Les deux expériences, dont les directeurs ont dévoilé leurs conclusions lors d'un séminaire devant de très nombreux participants, mettent en avant des signaux pouvant sous-entendre la présence de la "particule de Dieu".
"Les deux expériences ont enregistré des signaux qui vont pour l'essentiel dans le même sens", a dit Oliver Buchmüller, physicien de CMS. "Il semble qu'Atlas et nous-mêmes avons établi que les signaux sont au même niveau de masse. C'est manifestement très important."
"Si les premiers indices de présence du boson de Higgs sont confirmés, ce sera tout simplement le commencement de l'aventure pour décrypter les secrets des briques fondamentales de l'univers", a déclaré Stephen Haywood, chef du groupe Atlas au laboratoire STFC Rutherford Appleton.
PAS D'EXPLICATION SPIRITUELLE AU COSMOS
"Nous nous rapprochons du boson de Higgs", a estimé pour sa part Claire Shepherd-Themistocleus, directrice du groupe CMS au laboratoire STFC Rutherford Appleton.
"Nous disposons aujourd'hui d'indices sur ce que pourrait être sa masse, et l'excitation des scientifiques est perceptible", a-t-elle dit. "Que nous puissions finalement confirmer son existence ou que nous devions exclure totalement l'existence d'un boson de Higgs de faible masse, nous sommes à l'aube d'un grand changement dans notre compréhension de la nature fondamentale de la matière", a-t-elle ajouté.
"Mais il nous faudra vraiment d'autres données, dès l'année prochaine, pour être certain de ce que nous avons observé."
Jusqu'à présent, cependant, nul n'a pu prouver l'existence du boson de Higgs.

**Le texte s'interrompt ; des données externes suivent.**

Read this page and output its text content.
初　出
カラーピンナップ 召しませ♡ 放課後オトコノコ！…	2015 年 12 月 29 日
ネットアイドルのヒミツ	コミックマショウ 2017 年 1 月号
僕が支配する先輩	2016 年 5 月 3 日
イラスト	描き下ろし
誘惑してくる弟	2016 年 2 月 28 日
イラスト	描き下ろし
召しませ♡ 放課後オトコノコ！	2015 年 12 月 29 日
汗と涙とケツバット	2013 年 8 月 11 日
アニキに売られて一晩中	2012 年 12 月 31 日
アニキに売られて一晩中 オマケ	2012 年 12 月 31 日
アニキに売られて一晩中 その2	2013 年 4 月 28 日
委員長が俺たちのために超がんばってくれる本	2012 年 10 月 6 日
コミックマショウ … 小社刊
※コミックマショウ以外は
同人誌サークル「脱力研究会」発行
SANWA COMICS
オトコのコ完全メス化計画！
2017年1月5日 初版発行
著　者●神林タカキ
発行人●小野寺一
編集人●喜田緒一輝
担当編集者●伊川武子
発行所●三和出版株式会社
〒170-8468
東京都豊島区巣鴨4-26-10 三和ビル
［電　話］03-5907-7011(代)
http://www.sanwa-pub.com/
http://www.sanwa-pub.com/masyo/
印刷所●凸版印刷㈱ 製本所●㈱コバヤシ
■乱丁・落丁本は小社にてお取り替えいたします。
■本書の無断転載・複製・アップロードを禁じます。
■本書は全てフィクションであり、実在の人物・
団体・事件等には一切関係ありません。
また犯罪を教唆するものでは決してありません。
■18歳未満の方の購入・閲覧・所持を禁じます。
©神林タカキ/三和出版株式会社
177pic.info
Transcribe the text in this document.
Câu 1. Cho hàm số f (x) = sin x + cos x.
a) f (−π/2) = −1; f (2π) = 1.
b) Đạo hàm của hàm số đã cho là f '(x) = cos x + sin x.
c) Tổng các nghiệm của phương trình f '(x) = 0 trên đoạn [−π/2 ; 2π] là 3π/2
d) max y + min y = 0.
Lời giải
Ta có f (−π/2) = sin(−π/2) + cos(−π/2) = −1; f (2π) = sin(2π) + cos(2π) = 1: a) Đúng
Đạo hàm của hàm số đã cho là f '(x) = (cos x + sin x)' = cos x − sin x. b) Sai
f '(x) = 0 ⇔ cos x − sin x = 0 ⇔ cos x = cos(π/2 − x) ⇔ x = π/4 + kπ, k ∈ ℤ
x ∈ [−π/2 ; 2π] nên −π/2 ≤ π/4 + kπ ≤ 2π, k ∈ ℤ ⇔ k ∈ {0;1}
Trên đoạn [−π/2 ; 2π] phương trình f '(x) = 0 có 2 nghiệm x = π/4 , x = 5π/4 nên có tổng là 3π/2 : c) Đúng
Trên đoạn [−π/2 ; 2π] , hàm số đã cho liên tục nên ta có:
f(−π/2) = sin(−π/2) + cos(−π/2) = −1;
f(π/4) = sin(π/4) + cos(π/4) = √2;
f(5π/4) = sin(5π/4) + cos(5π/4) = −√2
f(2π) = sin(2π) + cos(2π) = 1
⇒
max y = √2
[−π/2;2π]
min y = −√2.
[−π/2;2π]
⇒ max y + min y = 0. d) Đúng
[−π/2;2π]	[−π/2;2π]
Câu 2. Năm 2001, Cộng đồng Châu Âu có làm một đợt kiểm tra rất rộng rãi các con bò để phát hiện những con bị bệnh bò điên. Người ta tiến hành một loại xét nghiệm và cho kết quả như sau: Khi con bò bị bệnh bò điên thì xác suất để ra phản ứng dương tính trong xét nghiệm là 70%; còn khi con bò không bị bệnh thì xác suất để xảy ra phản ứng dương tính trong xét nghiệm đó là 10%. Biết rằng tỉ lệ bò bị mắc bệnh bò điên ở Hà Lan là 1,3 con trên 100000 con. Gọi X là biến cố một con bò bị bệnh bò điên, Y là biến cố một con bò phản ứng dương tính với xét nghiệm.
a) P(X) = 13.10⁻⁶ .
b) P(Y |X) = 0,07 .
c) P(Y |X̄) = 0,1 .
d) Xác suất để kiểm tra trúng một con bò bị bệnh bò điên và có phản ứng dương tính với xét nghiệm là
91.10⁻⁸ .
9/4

Plusieurs physiciens, dont Robert Brout et François Englert, puis séparément le Britannique Peter Higgs, ont postulé son existence au milieu des années 1960.
Les efforts menés depuis le milieu des années 1980 pour découvrir la particule mystérieuse, que ce soit dans le collisionneur américain Tevatron ou dans le prédécesseur du LHC au Cern, le LEP, en fracassant des protons et en provoquant de mini-Big Bangs, ont été vains.
Aujourd'hui âgé de 82 ans, Peter Higgs, candidat au Nobel de physique, rejette toute explication religieuse des origines de la vie et du cosmos.
"D'après moi, il est là parce qu'il est là", a-t-il dit naguère à des journalistes lors d'une visite à Genève, où, dans les années 1960, il avait travaillé pour le Cern.
"Si tant est que l'on puisse prouver scientifiquement qu'il existe bel et bien", ajoutait-il malicieusement.